I asked a related question a few months ago, ie, if one becomes doom pilled while working as an executive at an AI lab and one strongly values survival, what should one do?
The cheap answer here is 0, because I don’t think there is any position where that level of skill and belief in AIXR has a 90% chance of increasing net safety. Ability to do meaningful work in this field is rarer than that.
So the real question is how does OpenAI compare to other possibilities? To be specific, let’s say being an LTFF-funded solo researcher, academia, and working at Anthropic.
Working at OpenAI seems much more likely to boost capabilities than solo research and probably academia. Some of that is because they’re both less likely to do anything. But that’s because they face OOM less pressure to produce anything, which is an advantage in this case. LTFF is not a pressure- or fad-free zone, but they have nothing near the leverage of paying someone millions of dollars, or providing tens of hours each week surrounded by people who are also paid millions of dollars to believe they’re doing safe work.
I feel less certain about Anthropic. It doesn’t have any of terrible signs OpenAI did (like the repeated safety exoduses, the board coup, and clawbacks on employee equity), but we didn’t know about most of those a year ago.
If we’re talking about a generic skilled and concerned person, probably the most valuable thing they can do is support someone with good research vision. My impression is that these people are more abundant at Anthropic than OpenAI, especially after the latest exodus, but I could be wrong. This isn’t a crux for me for the 80k board[1] but it is a crux for how much good could be done in the role.
Some additional bits of my model:
I doubt OpenAI is going to tell a dedicated safetyist they’re off the safety team and on direct capabilities. But the distinction is not always obvious, and employees will be very motivated to not fight OpenAI on marginal cases.
You know those people who stand too close, so you back away, and then they move closer? Your choices in that situation are to steel yourself for an intense battle, accept the distance they want, or leave. Employers can easily pull that off at scale. They make the question become “am I sure this will never be helpful to safety?” rather than “what is the expected safety value of this research?”
Alternate frame: How many times will an entry level engineer get to say no before he’s fired?
I have a friend who worked at OAI. They’d done all the right soul searching and concluded they were doing good alignment work. Then they quit, and a few months later were aghast at concerns they’d previous dismissed.

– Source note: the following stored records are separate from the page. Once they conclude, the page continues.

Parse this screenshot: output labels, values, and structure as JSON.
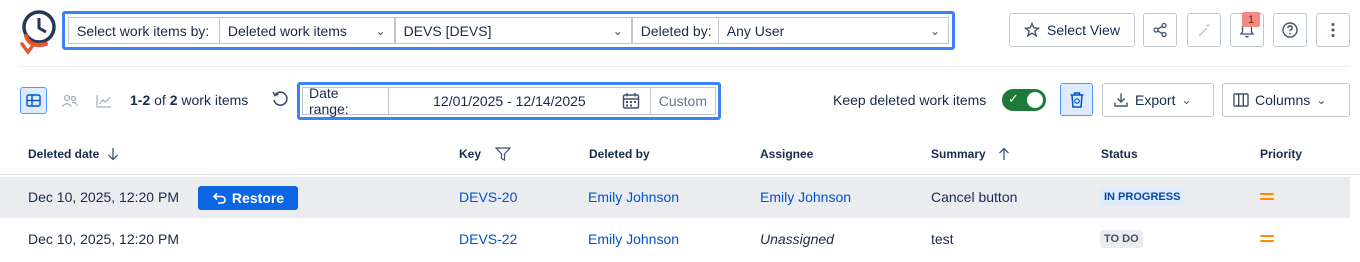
{
  "toolbar": {
    "select_by_label": "Select work items by:",
    "select_by_value": "Deleted work items",
    "project_value": "DEVS [DEVS]",
    "deleted_by_label": "Deleted by:",
    "deleted_by_value": "Any User",
    "select_view_label": "Select View",
    "notification_count": "1",
    "icons": [
      "app-logo-icon",
      "star-icon",
      "share-icon",
      "magic-wand-icon",
      "bell-icon",
      "help-icon",
      "more-icon"
    ]
  },
  "subbar": {
    "count_range": "1-2",
    "count_of": "of",
    "count_total": "2",
    "count_suffix": "work items",
    "date_range_label": "Date range:",
    "date_range_value": "12/01/2025 - 12/14/2025",
    "date_range_mode": "Custom",
    "keep_deleted_label": "Keep deleted work items",
    "keep_deleted_on": true,
    "export_label": "Export",
    "columns_label": "Columns"
  },
  "table": {
    "columns": {
      "deleted_date": "Deleted date",
      "key": "Key",
      "deleted_by": "Deleted by",
      "assignee": "Assignee",
      "summary": "Summary",
      "status": "Status",
      "priority": "Priority"
    },
    "restore_label": "Restore",
    "rows": [
      {
        "deleted_date": "Dec 10, 2025, 12:20 PM",
        "key": "DEVS-20",
        "deleted_by": "Emily Johnson",
        "assignee": "Emily Johnson",
        "summary": "Cancel button",
        "status": "IN PROGRESS",
        "priority": "medium"
      },
      {
        "deleted_date": "Dec 10, 2025, 12:20 PM",
        "key": "DEVS-22",
        "deleted_by": "Emily Johnson",
        "assignee": "Unassigned",
        "summary": "test",
        "status": "TO DO",
        "priority": "medium"
      }
    ]
  },
  "colors": {
    "accent": "#3b82f6",
    "link": "#0052cc",
    "restore_button": "#0c66e4",
    "toggle_on": "#1e7a3a",
    "priority_medium": "#ff8b00",
    "logo_orange": "#e8572b",
    "logo_navy": "#253858"
  }
}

Once you are in the situation is is very hard to maintain accurate perceptions.
Something @Buck said made me realize I was conflating “produce useful theoretical safety work” with “improve the safety of OpenAI’s products.” I don’t think OpenAI will stop production for safety reasons[2], but they might fund theoretical work that is useful to others, or that is cheap to follow themselves (perhaps because it boosts capabilities as well...).

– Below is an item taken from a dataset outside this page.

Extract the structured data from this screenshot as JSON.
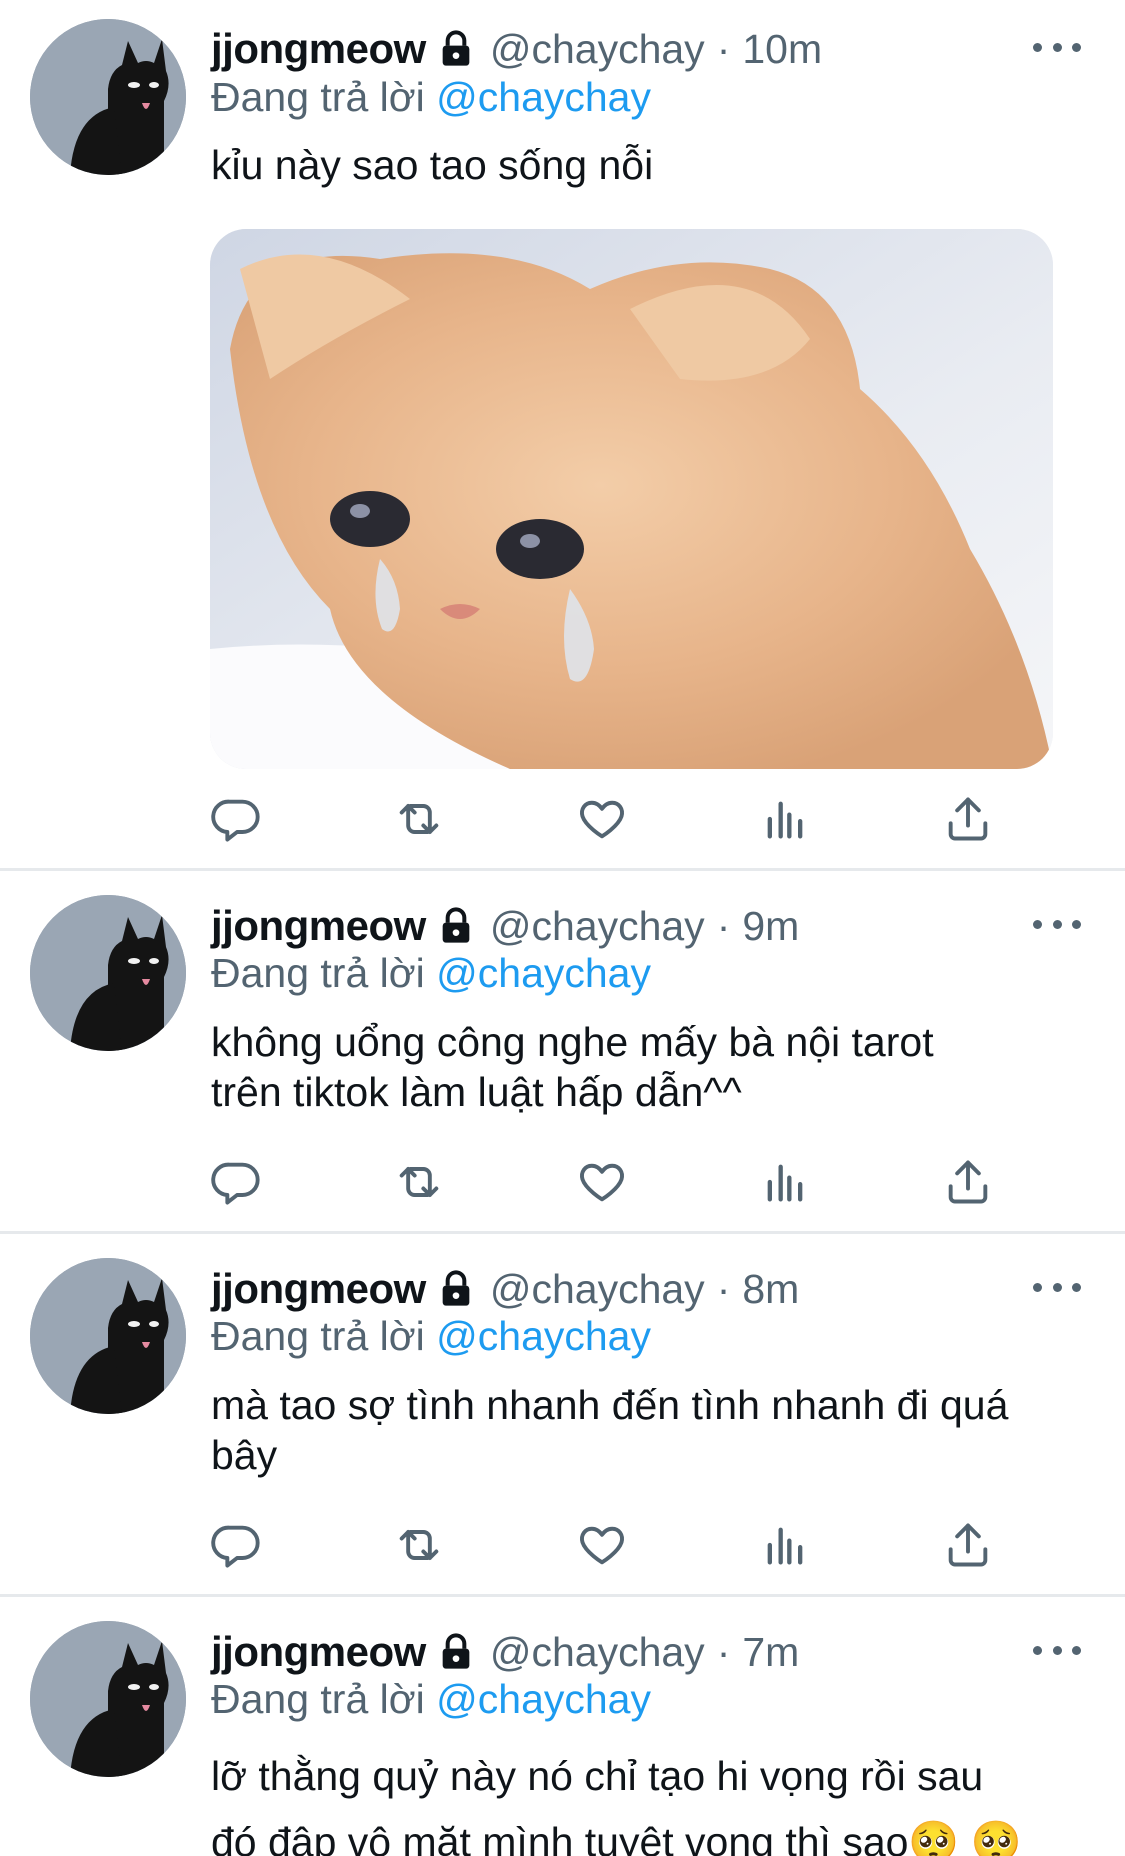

Thank you. My internal experience is that my concerns stem from around x-risk (and belatedly the wage theft). But OpenAI has enough signs of harm and enough signs of hiding harm that I’m fine shit talking as a side effect, where normally I’d try for something more cooperative and with lines of retreat.
I think the clawbacks are disqualifying on their own, even if they had no safety implications. They stole money from employees! That’s one of the top 5 signs you’re in a bad workplace. 80k doesn’t even mention this.
to ballpark quantify: I think there is <5% chance that OpenAI slows production by 20% or more, in order to reduce AIXR. And I believe frontier AI companies need to be prepared to slow by more than that.